While working at your desk, it’s important to change positions often. Muscles get weary and then slouching and poor posture begins to occur. By moving about more often, the muscles are stimulated and don’t have the tendency to become lethargic. It can be helpful to set a timer to remind you to get up and move about.

Regardless of what you are doing throughout the day, be sure and remember to maintain good posture and good ergonomic principles. Do not cradle the phone between your shoulder and ear, but keep your head up straight. In order to keep the muscles strong when typing, use support under your hands and wrists. When lifting heavy objects, be sure and bend at the knees and especially avoid twisting your back which can result in back injury.

It’s important to wear good footwear when standing. Although many women like high-heeled shoes, they affect the center of gravity for the body and give it an incorrect alignment. This puts pressure on the back and legs and negatively affects good posture. A rubber mat on the floor, when standing for long periods of time, can help absorb some of the weight and provide comfort.

If you have not yet invested in an ergonomic desk and ergonomic chair, you need to. These products are made to give your body the support it needs while you work. Other ergonomic items that can be helpful are lumbar back supports, footrests, and even a small pillow in the small of the back to give support.

A whole new set of problems can develop by working at a computer all day long. Do not twist, bend, turn or do alot of reaching whle you work at your desk and be sure to use good lighting to save your eyesight. Taking the time to gently stretch your arms, hands and wrists can help them stay limber and avoid the strain from overwork and overuse. The items that you use most often need to be placed near you so you can reach them easily, without stretching. Personalize your space so that it works best for you and your body.

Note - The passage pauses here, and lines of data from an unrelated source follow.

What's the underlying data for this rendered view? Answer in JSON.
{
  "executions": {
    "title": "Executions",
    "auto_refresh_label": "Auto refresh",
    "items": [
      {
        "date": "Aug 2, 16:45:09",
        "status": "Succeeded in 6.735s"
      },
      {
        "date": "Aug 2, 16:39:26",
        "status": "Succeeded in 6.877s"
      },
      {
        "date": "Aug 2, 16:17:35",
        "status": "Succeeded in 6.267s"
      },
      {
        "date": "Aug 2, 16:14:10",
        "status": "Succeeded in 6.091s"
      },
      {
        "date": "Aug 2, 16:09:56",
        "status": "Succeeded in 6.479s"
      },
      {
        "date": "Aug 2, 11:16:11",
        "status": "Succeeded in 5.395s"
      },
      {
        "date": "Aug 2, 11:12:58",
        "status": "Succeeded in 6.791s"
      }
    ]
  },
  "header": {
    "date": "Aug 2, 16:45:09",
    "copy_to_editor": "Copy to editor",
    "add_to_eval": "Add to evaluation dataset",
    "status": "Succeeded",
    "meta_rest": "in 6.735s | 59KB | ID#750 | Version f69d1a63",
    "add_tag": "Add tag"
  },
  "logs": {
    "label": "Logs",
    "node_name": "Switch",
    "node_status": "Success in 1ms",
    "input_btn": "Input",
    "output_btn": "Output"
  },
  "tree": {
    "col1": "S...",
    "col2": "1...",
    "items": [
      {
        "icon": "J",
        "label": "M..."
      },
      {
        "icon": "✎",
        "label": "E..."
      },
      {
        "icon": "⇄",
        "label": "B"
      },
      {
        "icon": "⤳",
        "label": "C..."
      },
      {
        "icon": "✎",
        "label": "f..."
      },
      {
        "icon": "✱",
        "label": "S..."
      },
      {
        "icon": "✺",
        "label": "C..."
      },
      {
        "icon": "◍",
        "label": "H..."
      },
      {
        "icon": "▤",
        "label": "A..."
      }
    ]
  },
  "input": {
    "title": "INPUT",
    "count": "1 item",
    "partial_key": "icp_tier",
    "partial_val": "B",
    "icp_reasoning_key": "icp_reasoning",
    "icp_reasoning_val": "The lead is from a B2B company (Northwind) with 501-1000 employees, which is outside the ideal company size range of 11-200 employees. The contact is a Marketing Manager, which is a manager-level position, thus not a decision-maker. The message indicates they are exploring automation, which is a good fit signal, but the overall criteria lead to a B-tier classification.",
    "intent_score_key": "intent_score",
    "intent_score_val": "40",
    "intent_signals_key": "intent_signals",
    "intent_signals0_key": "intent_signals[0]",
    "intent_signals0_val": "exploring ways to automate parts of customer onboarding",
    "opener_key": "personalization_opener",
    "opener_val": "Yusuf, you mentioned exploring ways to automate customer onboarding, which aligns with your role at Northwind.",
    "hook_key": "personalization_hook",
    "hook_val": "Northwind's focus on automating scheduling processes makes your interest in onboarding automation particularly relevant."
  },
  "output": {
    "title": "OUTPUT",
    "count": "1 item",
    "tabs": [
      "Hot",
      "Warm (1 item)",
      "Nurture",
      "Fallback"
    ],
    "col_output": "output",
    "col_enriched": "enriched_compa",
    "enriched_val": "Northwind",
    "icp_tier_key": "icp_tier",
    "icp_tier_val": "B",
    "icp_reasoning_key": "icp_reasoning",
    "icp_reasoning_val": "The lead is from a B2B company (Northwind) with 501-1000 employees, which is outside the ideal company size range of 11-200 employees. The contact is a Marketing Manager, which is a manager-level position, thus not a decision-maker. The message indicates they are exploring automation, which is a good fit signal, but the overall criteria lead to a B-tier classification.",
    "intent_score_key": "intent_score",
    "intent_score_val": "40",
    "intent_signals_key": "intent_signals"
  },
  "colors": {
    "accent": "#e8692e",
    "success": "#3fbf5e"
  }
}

Do not overdo good posture and ergonomics. “Neutral posture” is a relaxed position, not one that is stiff and strained. Your muscles should be relaxed and able to move easily and smoothly. When you have had back problems, it’s easy to over-compensate by avoiding any movement or sitting in one stationery position. However, this does not help your back to heal any faster and will, in fact, cause more problems. Once again, your back muscles will be strained from lack of movement. Don’t overprotect, but use common sense and slowly add more movement after dealing with strained muscles problems.

Last, but not least, be aware of warning signs of poor posture and muscle strain. Do not ignore the pain, hoping it will go away on its own. Often, just a simple change in the position of your chair or desk or moving things around can help you find relief. A new job, a new chair, or even a new keyboard can bring on new areas of stress to your body. Take things slowly and be flexible as your body tries to adjust to new products and places. With some time and effort, you can consciously improve your posture and ultimately your overall health.